Sex differences between patients with depression are very important to the epidemiology and clinical course of the disorder. Some reports have shown that female patients are more likely to have depression and recurrent depression and that they easily develop depression in response to stress.13–15 Previous studies have investigated sex differences in response to various antidepressants. Female patients respond better to selective serotonin reuptake inhibitors and citalopram, whereas male patients respond better to tricyclic antidepressants.16–18 From a cellular and molecular perspective, using positron emission tomography studies, Javanovic et al and Parsey et al showed that female patients have higher 5-HT1A receptor binding potential and lower serotonin transporter-binding potential in many brain regions than male patients.19,20 Furthermore, Bethea et al showed the influence of estrogen on serotonin transporter expression in the hypothalamus.21 Physicians may consider these sex differences when treating patients with depression.
Thus, psychoeducation is important for patients with depression, and there are sex differences in depression. Because the prevalence of psychoeducation and level of depression comprehension among patients had not been examined in detail, we evaluated depression comprehension in patients with depressive episodes or with experience of depressive episodes as well as in those who had taken or were taking antidepressants in a previous study.22 We found low levels of depression comprehension among patients, and several questionnaires that evaluated depression comprehension were found to be significantly associated with the severity of depression in the secondary results.22,23
We have previously studied the comprehension and characteristics of patients with depression,22,23 but we did not analyze sex differences between male and female patients. In the present study, we reanalyzed data from our previous study and investigated sex differences in depression comprehension and their relationship to treatment response.
The present study was conducted from February 2013 to October 2013. Outpatients who were experiencing or had experienced a depressive episode and were taking or had taken antidepressants were recruited. Patients with mental retardation, severe depression, severe dementia, or blindness or those who did not complete the questionnaire about depression comprehension were excluded. Patients with delusion, suicidal ideation, or sub-stupor were excluded because questionnaires are often invasive and unethical for patients with such status. In total, 424 outpatients were enrolled in the study; response rate was 88.3%. The participants comprised outpatients of six hospitals in Aomori and Akita, Japan: the Hirosaki University School of Medicine and Hospital, Hirosaki Aiseikai Hospital, Seihoku Chuoh Hospital, Kuroisi General Hospital, Odate City General Hospital, and Mutsu General Hospital.

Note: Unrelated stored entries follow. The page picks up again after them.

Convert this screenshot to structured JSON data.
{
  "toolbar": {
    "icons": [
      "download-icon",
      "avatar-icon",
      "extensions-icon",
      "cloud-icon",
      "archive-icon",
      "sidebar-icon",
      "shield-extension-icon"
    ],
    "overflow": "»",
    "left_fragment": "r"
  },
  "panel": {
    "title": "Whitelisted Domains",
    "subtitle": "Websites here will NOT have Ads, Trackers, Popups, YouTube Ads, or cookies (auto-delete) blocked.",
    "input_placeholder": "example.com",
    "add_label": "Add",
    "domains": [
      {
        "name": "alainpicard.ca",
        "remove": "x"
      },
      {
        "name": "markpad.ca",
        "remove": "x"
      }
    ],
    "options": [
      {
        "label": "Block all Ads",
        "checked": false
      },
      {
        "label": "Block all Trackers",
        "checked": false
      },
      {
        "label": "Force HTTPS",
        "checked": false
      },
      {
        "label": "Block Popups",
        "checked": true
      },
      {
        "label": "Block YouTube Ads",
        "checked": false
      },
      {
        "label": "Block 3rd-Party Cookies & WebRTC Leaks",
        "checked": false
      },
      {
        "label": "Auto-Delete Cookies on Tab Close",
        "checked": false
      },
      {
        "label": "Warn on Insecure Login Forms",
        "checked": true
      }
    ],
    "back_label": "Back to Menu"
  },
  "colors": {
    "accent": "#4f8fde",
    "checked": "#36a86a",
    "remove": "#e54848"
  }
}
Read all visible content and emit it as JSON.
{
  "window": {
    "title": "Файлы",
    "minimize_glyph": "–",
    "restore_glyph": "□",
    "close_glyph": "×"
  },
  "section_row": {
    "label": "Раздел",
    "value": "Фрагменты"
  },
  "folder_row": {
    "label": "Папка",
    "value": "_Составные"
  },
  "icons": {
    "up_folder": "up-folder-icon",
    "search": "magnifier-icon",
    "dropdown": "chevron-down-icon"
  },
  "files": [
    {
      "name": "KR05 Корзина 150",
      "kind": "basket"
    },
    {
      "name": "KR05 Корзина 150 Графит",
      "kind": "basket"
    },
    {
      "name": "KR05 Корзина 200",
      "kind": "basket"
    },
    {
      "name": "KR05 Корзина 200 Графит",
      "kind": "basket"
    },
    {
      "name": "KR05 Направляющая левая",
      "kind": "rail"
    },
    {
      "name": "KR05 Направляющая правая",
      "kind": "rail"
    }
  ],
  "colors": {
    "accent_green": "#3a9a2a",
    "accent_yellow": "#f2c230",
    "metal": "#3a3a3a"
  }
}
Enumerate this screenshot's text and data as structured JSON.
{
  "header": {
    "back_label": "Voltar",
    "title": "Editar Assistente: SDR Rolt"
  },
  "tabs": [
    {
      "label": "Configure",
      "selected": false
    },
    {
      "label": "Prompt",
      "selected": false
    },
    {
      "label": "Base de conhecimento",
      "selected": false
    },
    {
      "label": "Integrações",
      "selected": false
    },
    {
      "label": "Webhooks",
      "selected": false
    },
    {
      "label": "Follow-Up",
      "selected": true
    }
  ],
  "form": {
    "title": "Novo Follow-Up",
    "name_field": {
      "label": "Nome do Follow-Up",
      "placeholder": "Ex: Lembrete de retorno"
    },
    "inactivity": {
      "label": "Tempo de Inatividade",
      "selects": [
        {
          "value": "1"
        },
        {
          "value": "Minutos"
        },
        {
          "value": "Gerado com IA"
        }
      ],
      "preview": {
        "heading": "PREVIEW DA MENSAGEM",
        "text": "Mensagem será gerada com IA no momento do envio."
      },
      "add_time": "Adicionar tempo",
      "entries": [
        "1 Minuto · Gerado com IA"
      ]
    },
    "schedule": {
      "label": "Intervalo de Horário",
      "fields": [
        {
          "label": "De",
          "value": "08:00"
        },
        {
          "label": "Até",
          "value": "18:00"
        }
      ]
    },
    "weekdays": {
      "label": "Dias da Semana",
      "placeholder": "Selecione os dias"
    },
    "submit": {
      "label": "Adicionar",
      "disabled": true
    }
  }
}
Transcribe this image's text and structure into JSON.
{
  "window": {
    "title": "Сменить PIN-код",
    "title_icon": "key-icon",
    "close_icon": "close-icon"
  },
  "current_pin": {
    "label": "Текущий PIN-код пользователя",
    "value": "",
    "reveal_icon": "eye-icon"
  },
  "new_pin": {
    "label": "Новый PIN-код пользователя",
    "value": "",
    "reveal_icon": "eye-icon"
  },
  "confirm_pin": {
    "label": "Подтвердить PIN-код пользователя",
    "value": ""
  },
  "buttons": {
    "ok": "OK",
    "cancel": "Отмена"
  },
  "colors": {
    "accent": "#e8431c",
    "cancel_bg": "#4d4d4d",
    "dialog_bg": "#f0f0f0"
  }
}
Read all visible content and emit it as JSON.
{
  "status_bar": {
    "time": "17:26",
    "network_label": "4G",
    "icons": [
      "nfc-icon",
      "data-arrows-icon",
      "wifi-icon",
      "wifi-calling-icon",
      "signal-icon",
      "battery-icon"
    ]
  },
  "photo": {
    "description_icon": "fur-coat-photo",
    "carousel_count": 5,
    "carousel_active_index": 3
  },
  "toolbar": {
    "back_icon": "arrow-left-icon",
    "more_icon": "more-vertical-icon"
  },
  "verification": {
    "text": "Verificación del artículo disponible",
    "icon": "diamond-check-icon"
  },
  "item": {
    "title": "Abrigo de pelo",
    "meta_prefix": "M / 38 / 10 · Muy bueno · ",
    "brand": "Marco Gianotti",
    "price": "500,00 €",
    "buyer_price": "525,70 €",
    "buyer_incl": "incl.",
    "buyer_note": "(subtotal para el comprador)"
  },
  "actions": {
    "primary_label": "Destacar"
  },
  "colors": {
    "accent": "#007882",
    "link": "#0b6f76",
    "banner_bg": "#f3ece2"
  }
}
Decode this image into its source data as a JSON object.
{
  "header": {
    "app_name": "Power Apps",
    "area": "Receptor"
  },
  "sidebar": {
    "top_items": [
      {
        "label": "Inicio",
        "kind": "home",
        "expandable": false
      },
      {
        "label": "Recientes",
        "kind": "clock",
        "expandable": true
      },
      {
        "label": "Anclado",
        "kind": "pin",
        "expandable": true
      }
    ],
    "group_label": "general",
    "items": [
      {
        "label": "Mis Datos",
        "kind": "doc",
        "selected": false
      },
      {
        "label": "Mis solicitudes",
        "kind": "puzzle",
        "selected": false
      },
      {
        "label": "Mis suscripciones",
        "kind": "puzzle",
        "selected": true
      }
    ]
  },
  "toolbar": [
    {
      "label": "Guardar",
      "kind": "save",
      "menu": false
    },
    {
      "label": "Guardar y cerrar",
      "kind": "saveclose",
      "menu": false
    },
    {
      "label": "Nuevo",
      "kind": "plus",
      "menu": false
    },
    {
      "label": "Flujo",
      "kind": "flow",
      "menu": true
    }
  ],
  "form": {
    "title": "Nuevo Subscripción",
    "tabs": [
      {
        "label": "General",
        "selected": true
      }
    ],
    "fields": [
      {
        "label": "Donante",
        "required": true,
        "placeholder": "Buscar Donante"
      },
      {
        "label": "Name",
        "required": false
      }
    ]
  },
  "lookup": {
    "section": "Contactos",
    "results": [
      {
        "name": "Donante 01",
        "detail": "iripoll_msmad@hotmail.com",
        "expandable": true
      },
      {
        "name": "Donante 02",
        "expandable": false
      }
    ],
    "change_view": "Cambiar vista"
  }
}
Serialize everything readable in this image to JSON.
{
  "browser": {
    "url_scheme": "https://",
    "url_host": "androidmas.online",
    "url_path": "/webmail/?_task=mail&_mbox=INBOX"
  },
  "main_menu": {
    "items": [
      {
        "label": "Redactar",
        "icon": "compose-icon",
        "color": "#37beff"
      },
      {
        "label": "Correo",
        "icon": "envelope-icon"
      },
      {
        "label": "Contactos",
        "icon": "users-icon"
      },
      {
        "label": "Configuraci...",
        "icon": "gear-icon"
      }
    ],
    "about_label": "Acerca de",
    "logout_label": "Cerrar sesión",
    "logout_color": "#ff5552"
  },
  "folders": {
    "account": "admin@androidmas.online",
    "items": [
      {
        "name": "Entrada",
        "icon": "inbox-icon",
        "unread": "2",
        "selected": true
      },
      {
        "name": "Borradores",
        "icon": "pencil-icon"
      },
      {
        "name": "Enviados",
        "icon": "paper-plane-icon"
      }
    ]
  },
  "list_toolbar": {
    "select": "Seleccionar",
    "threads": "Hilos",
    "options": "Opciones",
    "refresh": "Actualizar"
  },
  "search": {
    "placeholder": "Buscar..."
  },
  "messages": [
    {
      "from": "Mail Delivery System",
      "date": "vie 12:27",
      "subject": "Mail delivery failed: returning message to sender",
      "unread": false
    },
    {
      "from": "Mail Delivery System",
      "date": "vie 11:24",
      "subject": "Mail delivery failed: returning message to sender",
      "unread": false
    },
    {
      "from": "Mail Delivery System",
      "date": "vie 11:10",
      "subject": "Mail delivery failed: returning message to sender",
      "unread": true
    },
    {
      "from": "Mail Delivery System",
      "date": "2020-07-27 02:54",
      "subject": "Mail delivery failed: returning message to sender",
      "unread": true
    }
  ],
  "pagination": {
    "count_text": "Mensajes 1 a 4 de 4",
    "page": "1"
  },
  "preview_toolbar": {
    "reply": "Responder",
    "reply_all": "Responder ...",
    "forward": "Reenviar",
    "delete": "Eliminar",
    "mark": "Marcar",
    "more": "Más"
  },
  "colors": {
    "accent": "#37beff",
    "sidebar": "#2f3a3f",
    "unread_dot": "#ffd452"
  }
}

The study was conducted in accordance with the Declaration of Helsinki and approved by the Ethics Committee of the Hirosaki University Hospital. All participants provided written informed consent before participation.
To assess the level of depression comprehension among the participants, we used a self-administered, original questionnaire comprising two questions “Have you received an explanation from the doctor in charge?” and “How much do you understand about your treatment?” that addressed eight categories: (A) depressive symptoms; (B) course of depression; (C) cause of depression; (D) treatment plan; (E) duration of antidepressant use; (F) how to discontinue antidepressants; (G) side effects of antidepressants; and (H) psychotherapy. The first question was answered with “yes” or “no” for each category. Comprehension level was rated on an 11-point scale from 0 (“I do not understand it at all”) to 10 (“I understand it perfectly”) for each category.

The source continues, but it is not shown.